The study, published on Monday by a group of researchers at the Center for Human and Machines at the Max Planck Institute for Human Development, suggests that while humans can learn from algorithms how to better solve certain problems, human biases prevented performance improvements from lasting as long as expected. Humans tended to prefer solutions from other humans over those proposed by algorithms, because they were more intuitive, or were less costly upfront—even if they paid off more, later.
“Digital technology already influences the processes of social transmission among people by providing new and faster means of communication and imitation,” the researchers write in the study. “Going one step further, we argue that rather than a mere means of cultural transmission (such as books or the Internet), algorithmic agents and AI may also play an active role in shaping cultural evolution processes online where humans and algorithms routinely interact.”
The crux of this research rests on a relatively simple question: If social learning, or the ability of humans to learn from one another, forms the basis of how humans transmit culture or solve problems collectively, what would social learning look like between humans and algorithms? Considering scientists don’t always know and often can’t reproduce how their own algorithms work or improve, the idea that machine learning could influence human learning—and culture itself—throughout generations is a frightening one.
“There’s a concept called cumulative cultural evolution, where we say that each generation is always pulling up on the next generation, all throughout human history,” Levin Brinkmann, one of the researchers who worked on the study, told Motherboard. “Obviously, AI is pulling up on human history—they’re trained on human data. But we also found it interesting to think about the other way around: that maybe in the future our human culture would be built up on solutions which have been found originally by an algorithm.”
One early example cited in the research is Go, a Chinese strategy board game that saw an algorithm—AlphaGo—beat the human world champion Lee Sedol in 2016. AlphaGo made moves that were extremely unlikely to be made by human players and were learned via self-play instead of analyzing human gameplay data.
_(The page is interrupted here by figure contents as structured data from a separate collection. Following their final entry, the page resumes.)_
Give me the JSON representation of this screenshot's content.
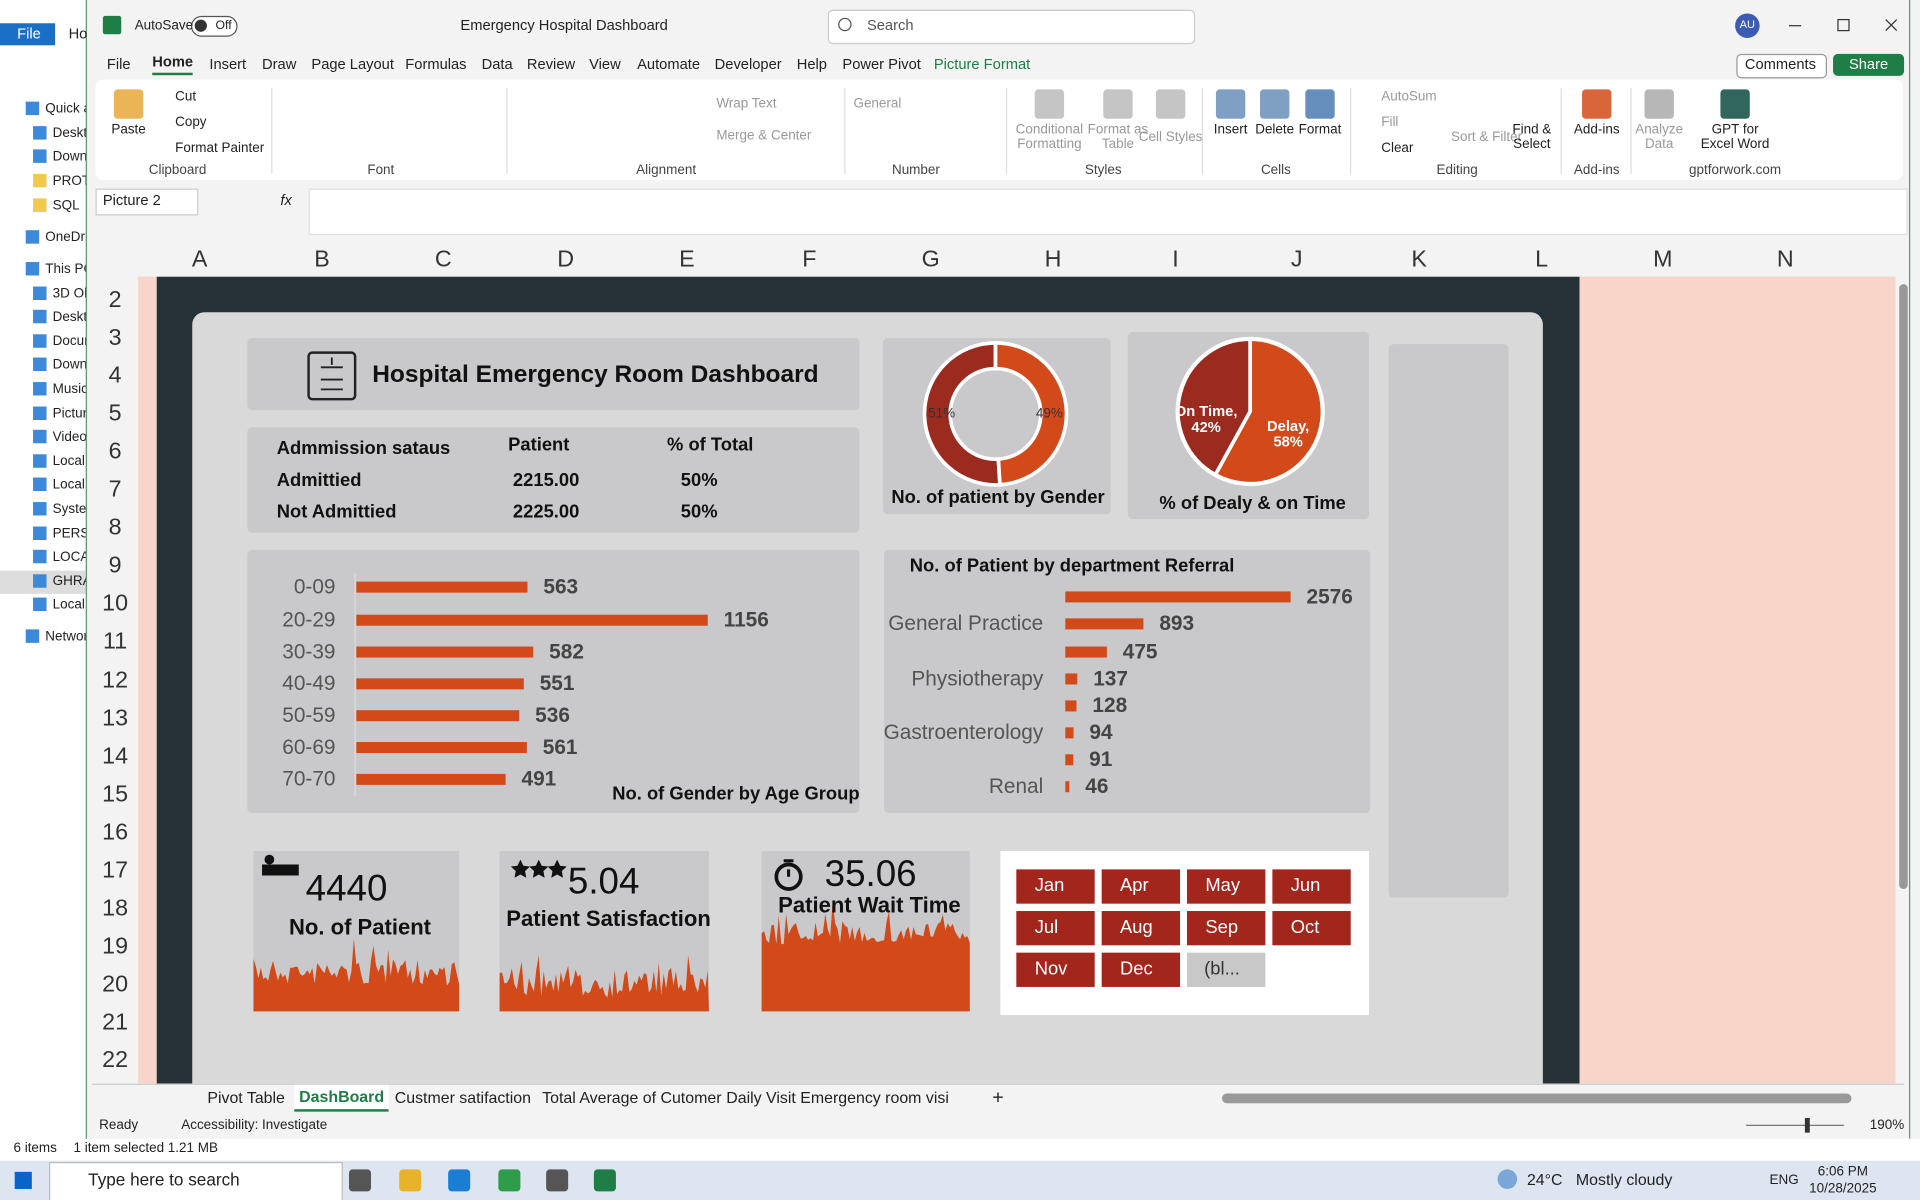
{
  "explorer": {
    "file_tab": "File",
    "home_tab": "Ho",
    "nav": [
      "Quick a",
      "Deskto",
      "Downl",
      "PROTF",
      "SQL",
      "OneDriv",
      "This PC",
      "3D Obj",
      "Deskto",
      "Docum",
      "Downl",
      "Music",
      "Picture",
      "Videos",
      "Local D",
      "Local D",
      "System",
      "PERSN",
      "LOCAL",
      "GHRAE",
      "Local D",
      "Network"
    ],
    "status_items": "6 items",
    "status_selected": "1 item selected  1.21 MB"
  },
  "excel": {
    "autosave": "AutoSave",
    "autosave_state": "Off",
    "title": "Emergency Hospital Dashboard",
    "search": "Search",
    "user": "AU",
    "tabs": [
      "File",
      "Home",
      "Insert",
      "Draw",
      "Page Layout",
      "Formulas",
      "Data",
      "Review",
      "View",
      "Automate",
      "Developer",
      "Help",
      "Power Pivot",
      "Picture Format"
    ],
    "comments": "Comments",
    "share": "Share",
    "ribbon_items": [
      "Paste",
      "Cut",
      "Copy",
      "Format Painter",
      "Wrap Text",
      "Merge & Center",
      "General",
      "Conditional Formatting",
      "Format as Table",
      "Cell Styles",
      "Insert",
      "Delete",
      "Format",
      "AutoSum",
      "Fill",
      "Clear",
      "Sort & Filter",
      "Find & Select",
      "Add-ins",
      "Analyze Data",
      "GPT for Excel Word"
    ],
    "ribbon_groups": [
      "Clipboard",
      "Font",
      "Alignment",
      "Number",
      "Styles",
      "Cells",
      "Editing",
      "Add-ins",
      "gptforwork.com"
    ],
    "name_box": "Picture 2",
    "fx": "fx",
    "columns": [
      "A",
      "B",
      "C",
      "D",
      "E",
      "F",
      "G",
      "H",
      "I",
      "J",
      "K",
      "L",
      "M",
      "N"
    ],
    "rows": [
      2,
      3,
      4,
      5,
      6,
      7,
      8,
      9,
      10,
      11,
      12,
      13,
      14,
      15,
      16,
      17,
      18,
      19,
      20,
      21,
      22
    ],
    "sheets": [
      "Pivot Table",
      "DashBoard",
      "Custmer satifaction",
      "Total Average of Cutomer",
      "Daily Visit Emergency room visi"
    ],
    "new_sheet": "+",
    "status": {
      "ready": "Ready",
      "accessibility": "Accessibility: Investigate",
      "zoom": "190%"
    }
  },
  "dashboard": {
    "title": "Hospital Emergency Room Dashboard",
    "admission": {
      "headers": [
        "Admmission sataus",
        "Patient",
        "% of Total"
      ],
      "rows": [
        [
          "Admittied",
          "2215.00",
          "50%"
        ],
        [
          "Not Admittied",
          "2225.00",
          "50%"
        ]
      ]
    },
    "gender_chart": {
      "type": "donut",
      "title": "No. of patient by Gender",
      "values": [
        51,
        49
      ],
      "value_labels": [
        "51%",
        "49%"
      ],
      "colors": [
        "#9b2a1f",
        "#d24a19"
      ]
    },
    "delay_chart": {
      "type": "pie",
      "title": "% of Dealy & on Time",
      "values": [
        42,
        58
      ],
      "value_labels": [
        "On Time, 42%",
        "Delay, 58%"
      ],
      "colors": [
        "#9b2a1f",
        "#d24a19"
      ]
    },
    "age_chart": {
      "type": "bar",
      "title": "No. of Gender by Age Group",
      "categories": [
        "0-09",
        "20-29",
        "30-39",
        "40-49",
        "50-59",
        "60-69",
        "70-70"
      ],
      "values": [
        563,
        1156,
        582,
        551,
        536,
        561,
        491
      ],
      "color": "#d24a19"
    },
    "dept_chart": {
      "type": "bar",
      "title": "No. of Patient by department Referral",
      "categories": [
        null,
        "General Practice",
        null,
        "Physiotherapy",
        null,
        "Gastroenterology",
        null,
        "Renal"
      ],
      "values": [
        2576,
        893,
        475,
        137,
        128,
        94,
        91,
        46
      ],
      "color": "#d24a19"
    },
    "kpis": [
      {
        "value": 4440,
        "label": "No. of Patient"
      },
      {
        "value": 5.04,
        "label": "Patient Satisfaction"
      },
      {
        "value": 35.06,
        "label": "Patient Wait Time"
      }
    ],
    "months": [
      "Jan",
      "Apr",
      "May",
      "Jun",
      "Jul",
      "Aug",
      "Sep",
      "Oct",
      "Nov",
      "Dec",
      "(bl..."
    ]
  },
  "taskbar": {
    "search": "Type here to search",
    "temp": "24°C",
    "weather": "Mostly cloudy",
    "lang": "ENG",
    "time": "6:06 PM",
    "date": "10/28/2025"
  }
}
The algorithm was made public in 2017 and such moves have become more common among human players, suggesting that a hybrid form of social learning between humans and algorithms was not only possible but durable.
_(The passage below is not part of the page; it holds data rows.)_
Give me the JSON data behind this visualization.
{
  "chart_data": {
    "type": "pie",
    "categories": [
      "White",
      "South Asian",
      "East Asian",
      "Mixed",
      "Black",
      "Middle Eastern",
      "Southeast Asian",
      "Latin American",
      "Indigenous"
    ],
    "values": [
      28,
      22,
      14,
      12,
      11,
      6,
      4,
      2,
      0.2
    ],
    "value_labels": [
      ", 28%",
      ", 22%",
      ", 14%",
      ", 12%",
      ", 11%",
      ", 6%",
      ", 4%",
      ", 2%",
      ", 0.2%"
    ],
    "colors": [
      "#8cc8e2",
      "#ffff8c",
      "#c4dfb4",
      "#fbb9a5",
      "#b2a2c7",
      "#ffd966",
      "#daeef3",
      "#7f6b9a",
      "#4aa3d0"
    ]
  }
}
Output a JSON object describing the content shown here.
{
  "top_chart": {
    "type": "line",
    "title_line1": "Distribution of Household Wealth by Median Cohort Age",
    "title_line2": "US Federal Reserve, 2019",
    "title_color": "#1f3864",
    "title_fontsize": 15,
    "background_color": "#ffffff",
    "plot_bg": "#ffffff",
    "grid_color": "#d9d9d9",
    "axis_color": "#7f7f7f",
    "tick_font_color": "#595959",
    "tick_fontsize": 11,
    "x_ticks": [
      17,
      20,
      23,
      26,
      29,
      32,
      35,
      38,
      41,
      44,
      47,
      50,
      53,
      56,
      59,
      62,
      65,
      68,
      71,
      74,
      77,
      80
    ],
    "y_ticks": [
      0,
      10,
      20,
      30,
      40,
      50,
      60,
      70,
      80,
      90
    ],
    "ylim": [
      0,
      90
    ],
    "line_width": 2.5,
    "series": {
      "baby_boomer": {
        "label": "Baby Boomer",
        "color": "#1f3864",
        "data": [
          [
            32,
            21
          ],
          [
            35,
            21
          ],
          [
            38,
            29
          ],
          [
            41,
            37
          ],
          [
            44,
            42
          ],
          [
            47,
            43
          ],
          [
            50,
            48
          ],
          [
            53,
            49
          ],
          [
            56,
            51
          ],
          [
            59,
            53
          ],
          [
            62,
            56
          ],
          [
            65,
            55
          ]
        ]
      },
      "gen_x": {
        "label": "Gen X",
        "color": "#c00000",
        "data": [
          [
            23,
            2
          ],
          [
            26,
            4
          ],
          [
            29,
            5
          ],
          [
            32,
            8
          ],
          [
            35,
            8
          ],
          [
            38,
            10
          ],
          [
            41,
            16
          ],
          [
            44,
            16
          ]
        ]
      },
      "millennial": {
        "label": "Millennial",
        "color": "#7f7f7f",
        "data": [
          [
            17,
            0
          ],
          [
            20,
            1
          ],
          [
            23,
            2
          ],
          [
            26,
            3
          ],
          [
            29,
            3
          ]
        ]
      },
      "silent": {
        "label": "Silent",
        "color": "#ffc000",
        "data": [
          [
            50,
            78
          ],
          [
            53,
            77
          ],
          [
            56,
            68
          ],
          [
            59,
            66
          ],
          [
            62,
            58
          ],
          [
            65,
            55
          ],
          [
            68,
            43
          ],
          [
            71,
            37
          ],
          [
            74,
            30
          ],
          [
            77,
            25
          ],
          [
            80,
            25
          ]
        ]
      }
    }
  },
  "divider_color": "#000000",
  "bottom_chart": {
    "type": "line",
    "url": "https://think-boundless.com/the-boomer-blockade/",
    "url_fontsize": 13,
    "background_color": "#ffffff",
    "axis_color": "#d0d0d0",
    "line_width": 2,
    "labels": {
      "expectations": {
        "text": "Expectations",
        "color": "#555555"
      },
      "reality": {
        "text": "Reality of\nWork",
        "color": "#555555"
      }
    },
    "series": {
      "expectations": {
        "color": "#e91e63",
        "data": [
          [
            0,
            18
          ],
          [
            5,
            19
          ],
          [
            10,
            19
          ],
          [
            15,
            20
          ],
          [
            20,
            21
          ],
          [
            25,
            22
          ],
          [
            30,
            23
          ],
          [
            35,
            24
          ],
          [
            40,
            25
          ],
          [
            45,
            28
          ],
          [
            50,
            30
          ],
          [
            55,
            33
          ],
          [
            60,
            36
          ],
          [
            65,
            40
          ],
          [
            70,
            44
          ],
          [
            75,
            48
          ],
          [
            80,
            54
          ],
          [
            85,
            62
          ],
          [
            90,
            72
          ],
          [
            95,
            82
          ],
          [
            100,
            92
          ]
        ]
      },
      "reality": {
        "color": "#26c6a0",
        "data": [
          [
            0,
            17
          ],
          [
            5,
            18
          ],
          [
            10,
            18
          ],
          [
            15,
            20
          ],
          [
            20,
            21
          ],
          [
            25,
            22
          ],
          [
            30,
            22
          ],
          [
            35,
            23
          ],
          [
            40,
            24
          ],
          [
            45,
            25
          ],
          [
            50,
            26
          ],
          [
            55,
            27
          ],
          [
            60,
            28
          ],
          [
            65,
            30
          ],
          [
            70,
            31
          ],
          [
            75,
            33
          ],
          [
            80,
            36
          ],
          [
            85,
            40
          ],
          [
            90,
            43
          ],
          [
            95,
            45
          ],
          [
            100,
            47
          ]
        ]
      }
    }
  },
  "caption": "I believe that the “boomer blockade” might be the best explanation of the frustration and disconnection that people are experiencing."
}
We already know that algorithms can and do significantly affect humans. They’re not only used to control workers and citizens in physical workplaces, but also control workers on digital platforms and influence the behavior of individuals who use them. Even studies of algorithms have previewed the worrying ease with which these systems can be used to dabble in phrenology and physiognomy. A federal review of facial recognition algorithms in 2019 found that they were rife with racial biases. One 2020 Nature paper used machine learning to track historical changes in how “trustworthiness” has been depicted in portraits, but created diagrams indistinguishable from well-known phrenology booklets and offered universal conclusions from a dataset limited to European portraits of wealthy subjects.
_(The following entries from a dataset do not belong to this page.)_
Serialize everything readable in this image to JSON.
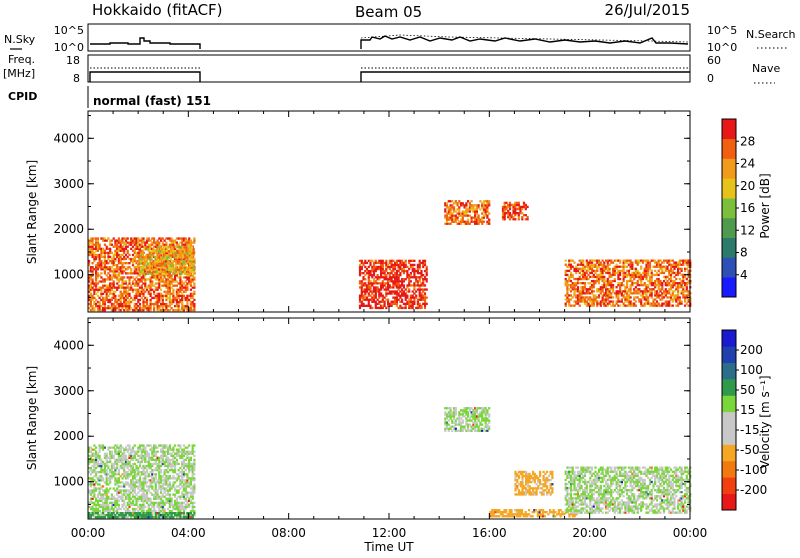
{
  "header": {
    "station": "Hokkaido (fitACF)",
    "beam": "Beam 05",
    "date": "26/Jul/2015"
  },
  "summary_panels": {
    "nsky": {
      "left_label": "N.Sky",
      "right_label": "N.Search",
      "left_ticks": [
        "10^5",
        "10^0"
      ],
      "right_ticks": [
        "10^5",
        "10^0"
      ]
    },
    "freq": {
      "left_label_1": "Freq.",
      "left_label_2": "[MHz]",
      "right_label": "Nave",
      "left_ticks": [
        "18",
        "8"
      ],
      "right_ticks": [
        "60",
        "0"
      ]
    },
    "cpid": {
      "label": "CPID",
      "segment_label": "normal (fast) 151"
    }
  },
  "x_axis": {
    "title": "Time UT",
    "ticks": [
      "00:00",
      "04:00",
      "08:00",
      "12:00",
      "16:00",
      "20:00",
      "00:00"
    ]
  },
  "colors": {
    "power_scale": [
      "#1a1aff",
      "#2e4fb5",
      "#2c7a6a",
      "#4f9a4f",
      "#7bbf3a",
      "#e6c21a",
      "#f29a1a",
      "#f06010",
      "#e81818"
    ],
    "velocity_scale": [
      "#e81818",
      "#f04010",
      "#f07a10",
      "#f5a623",
      "#c8c8c8",
      "#c8c8c8",
      "#7bd63a",
      "#2e9a4a",
      "#2c6e8a",
      "#2040b0",
      "#1a1ad0"
    ]
  },
  "chart_data": [
    {
      "type": "heatmap",
      "title": "",
      "xlabel": "",
      "ylabel": "Slant Range [km]",
      "yticks": [
        "1000",
        "2000",
        "3000",
        "4000"
      ],
      "ylim": [
        180,
        4600
      ],
      "xlim_hours": [
        0,
        24
      ],
      "colorbar": {
        "label": "Power [dB]",
        "ticks": [
          "4",
          "8",
          "12",
          "16",
          "20",
          "24",
          "28"
        ],
        "range": [
          0,
          32
        ]
      },
      "data_gap_hours": [
        4.2,
        10.8
      ],
      "echo_regions": [
        {
          "t0": 0.0,
          "t1": 4.2,
          "r0": 200,
          "r1": 1800,
          "power_db": 26
        },
        {
          "t0": 2.0,
          "t1": 4.2,
          "r0": 1000,
          "r1": 1600,
          "power_db": 22
        },
        {
          "t0": 10.8,
          "t1": 13.5,
          "r0": 250,
          "r1": 1300,
          "power_db": 30
        },
        {
          "t0": 14.2,
          "t1": 16.0,
          "r0": 2100,
          "r1": 2600,
          "power_db": 26
        },
        {
          "t0": 16.5,
          "t1": 17.5,
          "r0": 2200,
          "r1": 2600,
          "power_db": 28
        },
        {
          "t0": 19.0,
          "t1": 24.0,
          "r0": 300,
          "r1": 1300,
          "power_db": 26
        }
      ]
    },
    {
      "type": "heatmap",
      "title": "",
      "xlabel": "Time UT",
      "ylabel": "Slant Range [km]",
      "yticks": [
        "1000",
        "2000",
        "3000",
        "4000"
      ],
      "ylim": [
        180,
        4600
      ],
      "xlim_hours": [
        0,
        24
      ],
      "colorbar": {
        "label": "Velocity [m s⁻¹]",
        "ticks": [
          "200",
          "100",
          "50",
          "15",
          "-15",
          "-50",
          "-100",
          "-200"
        ]
      },
      "data_gap_hours": [
        4.2,
        10.8
      ],
      "echo_regions": [
        {
          "t0": 0.0,
          "t1": 4.2,
          "r0": 200,
          "r1": 1800,
          "velocity_ms": 0
        },
        {
          "t0": 0.0,
          "t1": 4.2,
          "r0": 200,
          "r1": 300,
          "velocity_ms": 30
        },
        {
          "t0": 14.2,
          "t1": 16.0,
          "r0": 2100,
          "r1": 2600,
          "velocity_ms": 0
        },
        {
          "t0": 17.0,
          "t1": 18.5,
          "r0": 700,
          "r1": 1200,
          "velocity_ms": -60
        },
        {
          "t0": 16.0,
          "t1": 19.5,
          "r0": 220,
          "r1": 400,
          "velocity_ms": -70
        },
        {
          "t0": 19.0,
          "t1": 24.0,
          "r0": 300,
          "r1": 1300,
          "velocity_ms": 0
        }
      ]
    }
  ]
}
“I don’t think our work can really say a lot about the formation of norms or how much AI can interfere with that,” Brinkmann said. “We’re focused on a different type of culture, what you could call the culture of innovation, right? A measurable value or peformance where you can clearly say, ‘Okay this paradigm—like with AlphaGo—is maybe more likely to lead to success or less likely.’”
For the experiment, the researchers used “transmission chains,” where they created a sequence of problems to be solved and participants could observe the previous solution (and copy it) before solving it themselves. Two chains were created: one with only humans, and a hybrid human-algorithm one where algorithms followed humans but didn’t know if the previous player was a human or algorithm.
The task to solve was to find “an optimal sequence of moves” to navigate a network of six nodes and receive awards with each move.
“As expected, we found evidence of a performance improvement over generations due to social learning,” the researchers wrote. “Adding an algorithm with a different problem-solving bias than humans temporarily improved human performance but improvements were not sustained in following generations. While humans did copy solutions from the algorithm, they appeared to do so at a lower rate than they copied other humans’ solutions with comparable performance.”
Brinkmann told Motherboard that while they were surprised superior solutions weren’t more commonly adopted, this was in line with other research suggesting human biases in decision-making persist despite social learning. Still, the team is optimistic that future research can yield insight into how to amend this.
“One thing we are looking at now is what collective effects might play a role here,” Brinkmann said. “For instance, there is something called ‘context bias.’ It’s really about social factors which may also play a role, about unintuitive or alien solutions for a group can be sustained. We are also quite excited about the question of communication between algorithms and humans: what does that actually look like, what kind of features do we need from AI to learn or imitate solutions from AI?”